Expectation of dropout

170 Views Asked by At

I am new to expectation and could definitely use some resources on how to use them with respect to deep learning/reinforcement learning. Upon reading .an article on the math behind dropout we come to an expectation of a derivative. I understand how we achieve the derivative but not the expectation, I am looking for some clarity on their approach and possible resources on the matter.

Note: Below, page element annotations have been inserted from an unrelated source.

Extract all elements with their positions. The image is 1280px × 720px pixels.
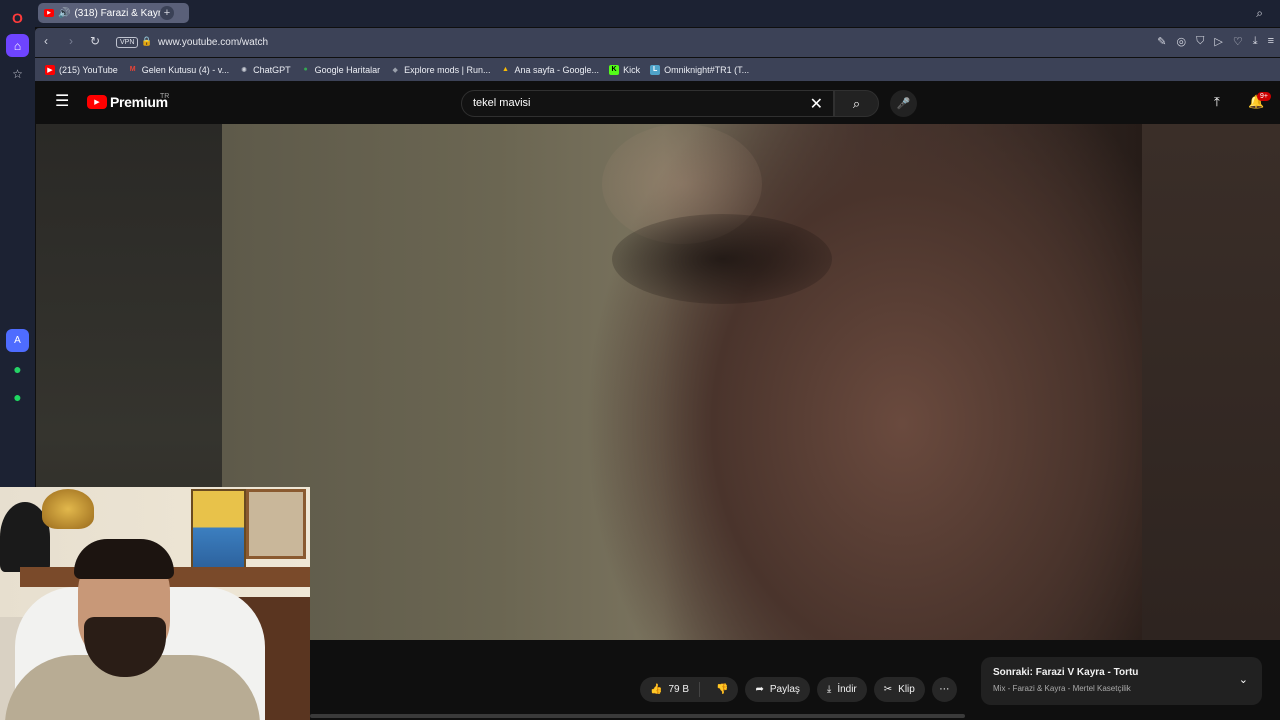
download-icon: ⤓ xyxy=(826,684,832,695)
youtube-header: ☰ ▶ Premium TR tekel mavisi ✕ ⌕ 🎤 ⤒ 🔔 9+ xyxy=(36,82,1280,124)
kick-icon: K xyxy=(609,64,620,75)
webcam-frame xyxy=(246,489,306,559)
download-button[interactable]: ⤓ İndir xyxy=(816,677,867,702)
chevron-down-icon[interactable]: ⌄ xyxy=(1239,673,1248,686)
bookmark-youtube[interactable]: ▶ (215) YouTube xyxy=(45,64,118,75)
download-label: İndir xyxy=(837,684,857,695)
voice-search-button[interactable]: 🎤 xyxy=(890,90,917,117)
search-icon: ⌕ xyxy=(852,95,861,111)
video-frame[interactable] xyxy=(222,124,1142,640)
share-icon: ➦ xyxy=(755,684,764,695)
video-actions: 👍 79 B 👎 ➦ Paylaş ⤓ İndir ✂ Klip ⋯ xyxy=(640,677,957,702)
bookmark-runelite[interactable]: ◆ Explore mods | Run... xyxy=(390,65,490,75)
chatgpt-icon: ✺ xyxy=(241,66,248,74)
address-bar-row: ‹ › ↻ VPN 🔒 www.youtube.com/watch ✎ ◎ ⛉ … xyxy=(35,28,1280,57)
more-icon: ⋯ xyxy=(939,684,950,695)
shield-icon[interactable]: ⛉ xyxy=(1196,35,1204,48)
youtube-logo-icon: ▶ xyxy=(87,95,107,109)
tab-bar: ▶ 🔊 (318) Farazi & Kayra - + ⌕ xyxy=(35,0,1280,27)
microphone-icon: 🎤 xyxy=(896,98,911,110)
webcam-person-hair xyxy=(74,539,174,579)
ambient-right xyxy=(1142,124,1280,640)
youtube-logo[interactable]: ▶ Premium xyxy=(87,94,168,110)
share-label: Paylaş xyxy=(769,684,800,695)
heart-icon[interactable]: ♡ xyxy=(1233,35,1243,48)
up-next-title: Sonraki: Farazi V Kayra - Tortu xyxy=(993,667,1139,678)
url-field[interactable]: www.youtube.com/watch xyxy=(158,37,268,48)
play-icon[interactable]: ▷ xyxy=(1214,35,1222,48)
address-bar-tools: ✎ ◎ ⛉ ▷ ♡ ⤓ ≡ xyxy=(1157,35,1274,48)
spotify-icon[interactable]: ● xyxy=(6,385,29,408)
up-next-subtitle: Mix - Farazi & Kayra - Mertel Kasetçilik xyxy=(993,684,1131,693)
opera-logo-icon[interactable]: O xyxy=(6,6,29,29)
like-button[interactable]: 👍 79 B xyxy=(640,682,701,697)
video-content-shadow xyxy=(612,214,832,304)
like-count: 79 B xyxy=(668,684,690,695)
clip-button[interactable]: ✂ Klip xyxy=(873,677,925,702)
webcam-overlay xyxy=(0,487,310,720)
like-dislike-group: 👍 79 B 👎 xyxy=(640,677,739,702)
search-box[interactable]: tekel mavisi ✕ xyxy=(461,90,834,117)
maps-icon: ● xyxy=(303,66,308,73)
home-icon[interactable]: ⌂ xyxy=(6,34,29,57)
hamburger-menu-icon[interactable]: ☰ xyxy=(55,94,69,110)
bookmark-kick[interactable]: K Kick xyxy=(609,64,640,75)
edit-icon[interactable]: ✎ xyxy=(1157,35,1166,48)
scissors-icon: ✂ xyxy=(883,684,893,695)
dislike-button[interactable]: 👎 xyxy=(706,684,738,695)
gmail-icon: M xyxy=(129,66,136,73)
thumbs-up-icon: 👍 xyxy=(650,684,663,695)
search-input[interactable]: tekel mavisi xyxy=(473,97,530,109)
bookmark-tracker[interactable]: L Omniknight#TR1 (T... xyxy=(650,64,749,75)
bookmark-drive[interactable]: ▲ Ana sayfa - Google... xyxy=(501,65,599,75)
runelite-icon: ◆ xyxy=(392,66,398,74)
webcam-painting xyxy=(191,489,246,574)
notification-badge: 9+ xyxy=(1257,92,1271,101)
tab-search-icon[interactable]: ⌕ xyxy=(1256,6,1263,21)
search-button[interactable]: ⌕ xyxy=(834,90,879,117)
aria-icon[interactable]: A xyxy=(6,329,29,352)
bookmark-maps[interactable]: ● Google Haritalar xyxy=(301,65,380,75)
forward-button[interactable]: › xyxy=(69,34,73,48)
drive-icon: ▲ xyxy=(502,66,509,73)
menu-icon[interactable]: ≡ xyxy=(1268,35,1274,48)
tab-title: (318) Farazi & Kayra - xyxy=(74,7,173,19)
lock-icon[interactable]: 🔒 xyxy=(141,36,152,47)
webcam-urn xyxy=(42,489,94,529)
youtube-favicon-icon: ▶ xyxy=(44,9,54,17)
reload-button[interactable]: ↻ xyxy=(90,34,100,48)
whatsapp-icon[interactable]: ● xyxy=(6,357,29,380)
horizontal-scrollbar[interactable] xyxy=(310,714,965,718)
share-button[interactable]: ➦ Paylaş xyxy=(745,677,810,702)
upload-icon[interactable]: ⤒ xyxy=(1214,94,1220,110)
more-actions-button[interactable]: ⋯ xyxy=(931,677,957,702)
bookmarks-bar: ▶ (215) YouTube M Gelen Kutusu (4) - v... … xyxy=(35,58,1280,81)
up-next-card[interactable]: Sonraki: Farazi V Kayra - Tortu Mix - Fa… xyxy=(981,657,1262,705)
bookmark-chatgpt[interactable]: ✺ ChatGPT xyxy=(239,65,290,75)
new-tab-button[interactable]: + xyxy=(160,6,174,20)
tracker-icon: L xyxy=(650,64,661,75)
thumbs-down-icon: 👎 xyxy=(716,684,729,695)
camera-icon[interactable]: ◎ xyxy=(1177,35,1187,48)
clear-search-icon[interactable]: ✕ xyxy=(810,94,823,114)
star-icon[interactable]: ☆ xyxy=(6,62,29,85)
speaker-icon[interactable]: 🔊 xyxy=(58,8,70,19)
back-button[interactable]: ‹ xyxy=(44,34,48,48)
region-code: TR xyxy=(160,93,170,100)
download-icon[interactable]: ⤓ xyxy=(1253,35,1258,48)
bookmark-gmail[interactable]: M Gelen Kutusu (4) - v... xyxy=(128,65,229,75)
clip-label: Klip xyxy=(898,684,915,695)
vpn-badge[interactable]: VPN xyxy=(116,37,139,48)
youtube-icon: ▶ xyxy=(45,64,55,75)
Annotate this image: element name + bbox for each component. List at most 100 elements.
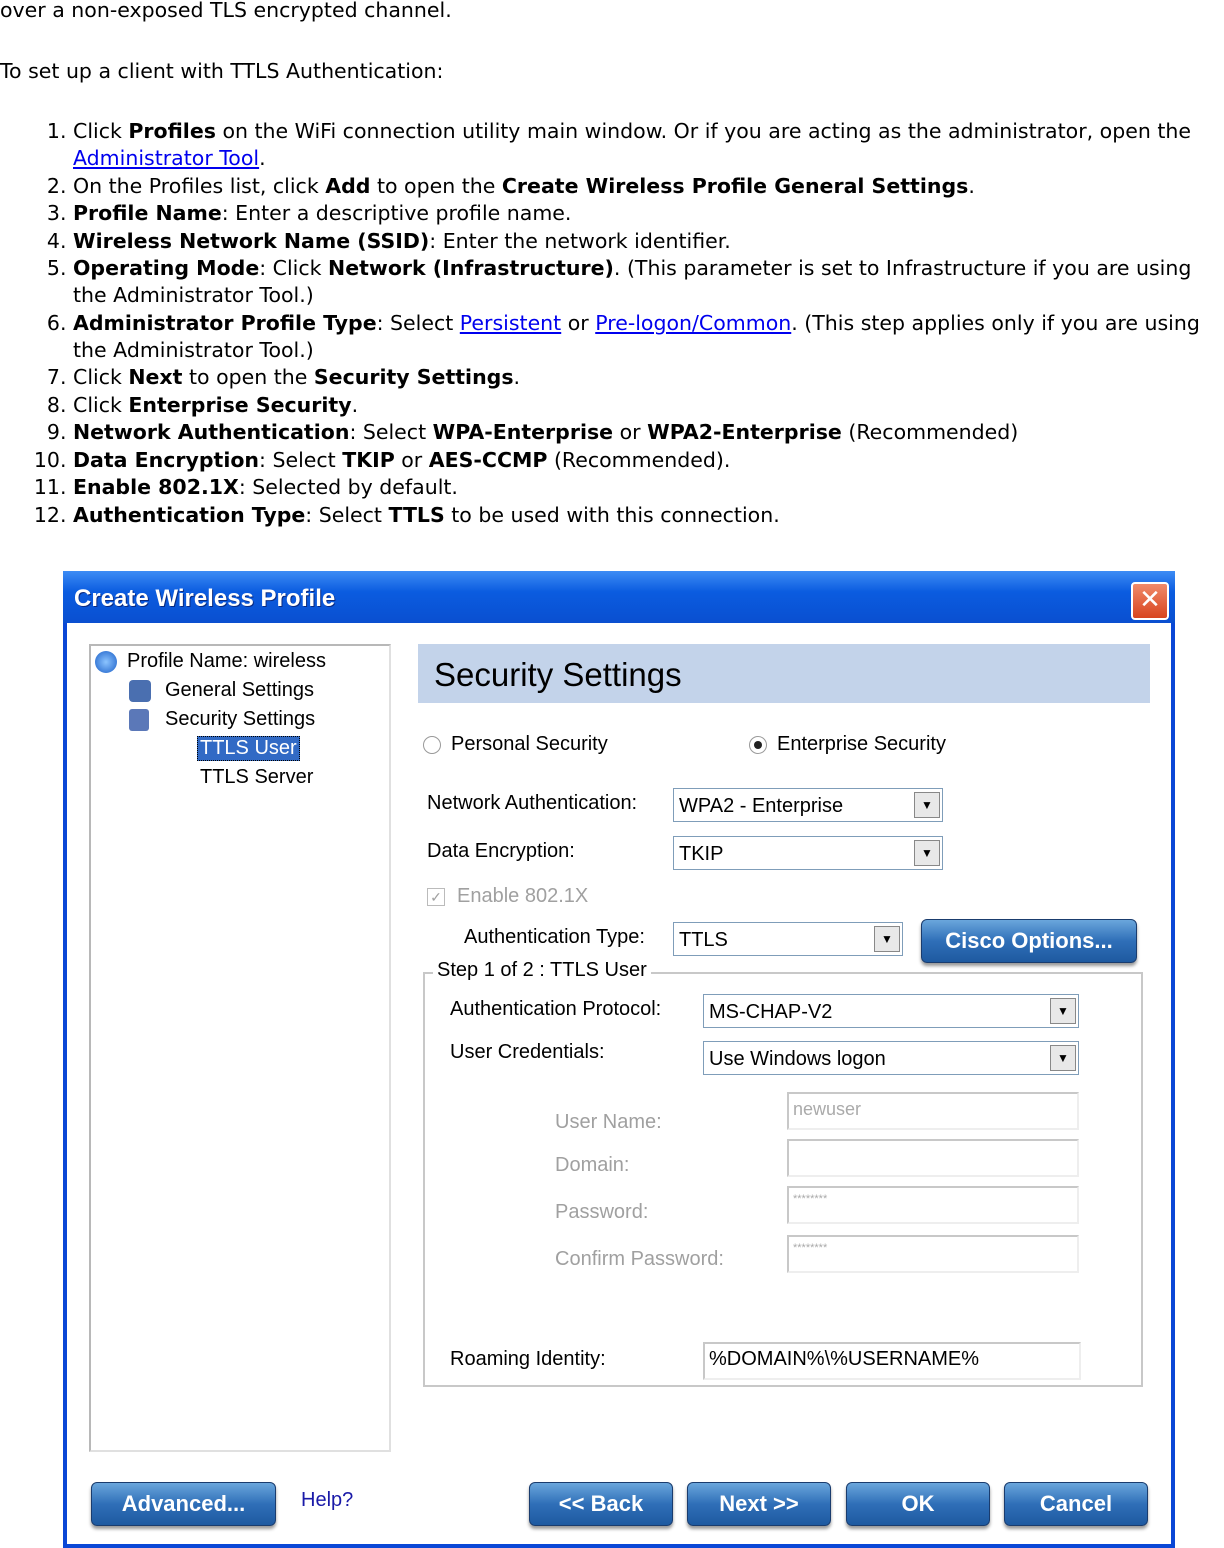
help-link[interactable]: Help? [301,1489,353,1512]
domain-label: Domain: [555,1154,630,1176]
password-input[interactable]: ******** [787,1186,1079,1224]
user-name-input[interactable]: newuser [787,1092,1079,1130]
network-auth-label: Network Authentication: [427,792,638,814]
step-text: : Enter the network identifier. [429,228,731,253]
users-icon [129,679,151,702]
step-text: Network (Infrastructure) [328,256,614,280]
user-name-label: User Name: [555,1111,662,1133]
intro-text: over a non-exposed TLS encrypted channel… [0,0,452,22]
auth-protocol-label: Authentication Protocol: [450,998,662,1020]
step-text: : Select [305,502,389,527]
advanced-button[interactable]: Advanced... [91,1482,276,1526]
data-encryption-select[interactable]: TKIP ▼ [673,836,943,870]
step-text: Enable 802.1X [73,475,239,499]
step-item: Click Enterprise Security. [73,392,1223,419]
step-item: Click Profiles on the WiFi connection ut… [73,118,1223,172]
chevron-down-icon: ▼ [874,926,900,952]
wireless-icon [95,650,117,673]
create-wireless-profile-dialog: Create Wireless Profile ✕ Profile Name: … [63,571,1175,1548]
tree-item-general-settings[interactable]: General Settings [129,679,314,702]
step-item: Administrator Profile Type: Select Persi… [73,310,1223,364]
step-text: : Select [259,447,343,472]
step-text: . [968,173,975,198]
step-item: Operating Mode: Click Network (Infrastru… [73,255,1223,309]
group-title: Step 1 of 2 : TTLS User [433,959,651,982]
step-text: Profiles [128,119,216,143]
step-text: Create Wireless Profile General Settings [501,173,969,198]
confirm-password-input[interactable]: ******** [787,1235,1079,1273]
user-credentials-label: User Credentials: [450,1041,605,1063]
step-text: Authentication Type [73,502,306,527]
step-text: to open the [182,365,314,389]
steps-list: Click Profiles on the WiFi connection ut… [0,118,1223,529]
enterprise-security-radio[interactable]: Enterprise Security [749,733,946,756]
chevron-down-icon: ▼ [1050,998,1076,1024]
link[interactable]: Administrator Tool [73,146,259,170]
network-auth-select[interactable]: WPA2 - Enterprise ▼ [673,788,943,822]
step-text: : Select [349,420,433,444]
tree-item-security-settings[interactable]: Security Settings [129,708,315,731]
step-text: Enterprise Security [128,392,352,417]
link[interactable]: Pre-logon/Common [595,311,791,335]
password-label: Password: [555,1201,649,1223]
step-item: Click Next to open the Security Settings… [73,364,1223,391]
auth-type-select[interactable]: TTLS ▼ [673,922,903,956]
setup-text: To set up a client with TTLS Authenticat… [0,59,444,83]
step-item: Data Encryption: Select TKIP or AES-CCMP… [73,447,1223,474]
step-text: (Recommended). [547,447,731,472]
roaming-identity-input[interactable]: %DOMAIN%\%USERNAME% [703,1342,1081,1380]
roaming-identity-label: Roaming Identity: [450,1348,606,1370]
ok-button[interactable]: OK [846,1482,990,1526]
title-bar: Create Wireless Profile [63,571,1175,623]
step-text: WPA2-Enterprise [647,420,842,444]
step-text: Next [128,365,183,389]
user-credentials-select[interactable]: Use Windows logon ▼ [703,1041,1079,1075]
link[interactable]: Persistent [460,311,561,335]
chevron-down-icon: ▼ [914,840,940,866]
step-text: TTLS [388,502,445,527]
step-text: . [513,365,521,389]
step-text: or [613,420,648,444]
radio-icon [423,735,441,754]
step-text: Click [73,119,129,143]
enable-8021x-checkbox[interactable]: ✓ Enable 802.1X [427,885,588,908]
step-item: Enable 802.1X: Selected by default. [73,474,1223,501]
dialog-title: Create Wireless Profile [74,585,336,612]
tree-item-ttls-server[interactable]: TTLS Server [200,766,313,789]
cisco-options-button[interactable]: Cisco Options... [921,919,1137,963]
chevron-down-icon: ▼ [1050,1045,1076,1071]
step-text: : Enter a descriptive profile name. [221,201,572,225]
step-text: on the WiFi connection utility main wind… [215,119,1191,143]
domain-input[interactable] [787,1139,1079,1177]
step-text: Click [73,365,129,389]
back-button[interactable]: << Back [529,1482,673,1526]
step-text: Profile Name [73,201,222,225]
cancel-button[interactable]: Cancel [1004,1482,1148,1526]
step-text: Wireless Network Name (SSID) [73,228,430,253]
step-item: On the Profiles list, click Add to open … [73,173,1223,200]
step-text: . [259,146,266,170]
chevron-down-icon: ▼ [914,792,940,818]
next-button[interactable]: Next >> [687,1482,831,1526]
close-x-icon[interactable]: ✕ [1131,582,1169,620]
auth-protocol-select[interactable]: MS-CHAP-V2 ▼ [703,994,1079,1028]
step-text: Data Encryption [73,447,260,472]
step-text: Administrator Profile Type [73,310,377,335]
tree-item-ttls-user[interactable]: TTLS User [197,736,300,761]
auth-type-label: Authentication Type: [464,926,645,948]
step-text: to be used with this connection. [444,502,780,527]
step-text: Add [325,173,371,198]
step-text: On the Profiles list, click [73,173,326,198]
step-item: Network Authentication: Select WPA-Enter… [73,419,1223,446]
step-item: Wireless Network Name (SSID): Enter the … [73,228,1223,255]
step-text: Network Authentication [73,420,350,444]
ttls-user-group [423,972,1143,1387]
step-text: Security Settings [313,365,514,389]
step-item: Authentication Type: Select TTLS to be u… [73,502,1223,529]
step-text: : Click [259,256,329,280]
personal-security-radio[interactable]: Personal Security [423,733,608,756]
radio-selected-icon [749,735,767,754]
tree-item-profile[interactable]: Profile Name: wireless [95,650,326,673]
step-text: (Recommended) [841,420,1019,444]
confirm-password-label: Confirm Password: [555,1248,724,1270]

Given: $$ \frac{\partial E_D}{\partial w_i} = \frac12 (t - \sum_{i=1}^n \delta_iw_iI_i)^2 = -t\delta_iI_i + w_i\delta_i^2I_i^2 + \sum_{j=1,j\ne i}^n\delta_i\delta_jI_iI_jw_i $$

We want to take the expectation of the gradient which is described as:

$$ \Bbb{E}\left[\frac{\partial E_D}{\partial w_i}\right] = -tp_iI_i + w_ip^2_iI_i^2 + w_iVar(\delta_i)I_i^2+\sum_{j=1,j\ne i}^n w_jp_ip_jI_iI_j $$

Here is the article for reference, I am talking about figure (6) https://towardsdatascience.com/simplified-math-behind-dropout-in-deep-learning-6d50f3f47275

1

There are 1 best solutions below

5
On BEST ANSWER

$\delta_i$ is by definition Bernoulli($p_i$) and independent across $i$. So, using linearity of expectation $(E[X+Y]=E[X]+E[Y])$:

1) $E[\delta_i]=p_i$,

2) $E[\delta_i^2] = \mbox{Var}(\delta_i^2)+E[\delta_i]^2 = p_i(1-p_i)+p_i^2,$

3) $E[\delta_i\delta_j]=E[\delta_i]E[\delta_j]=p_ip_j$.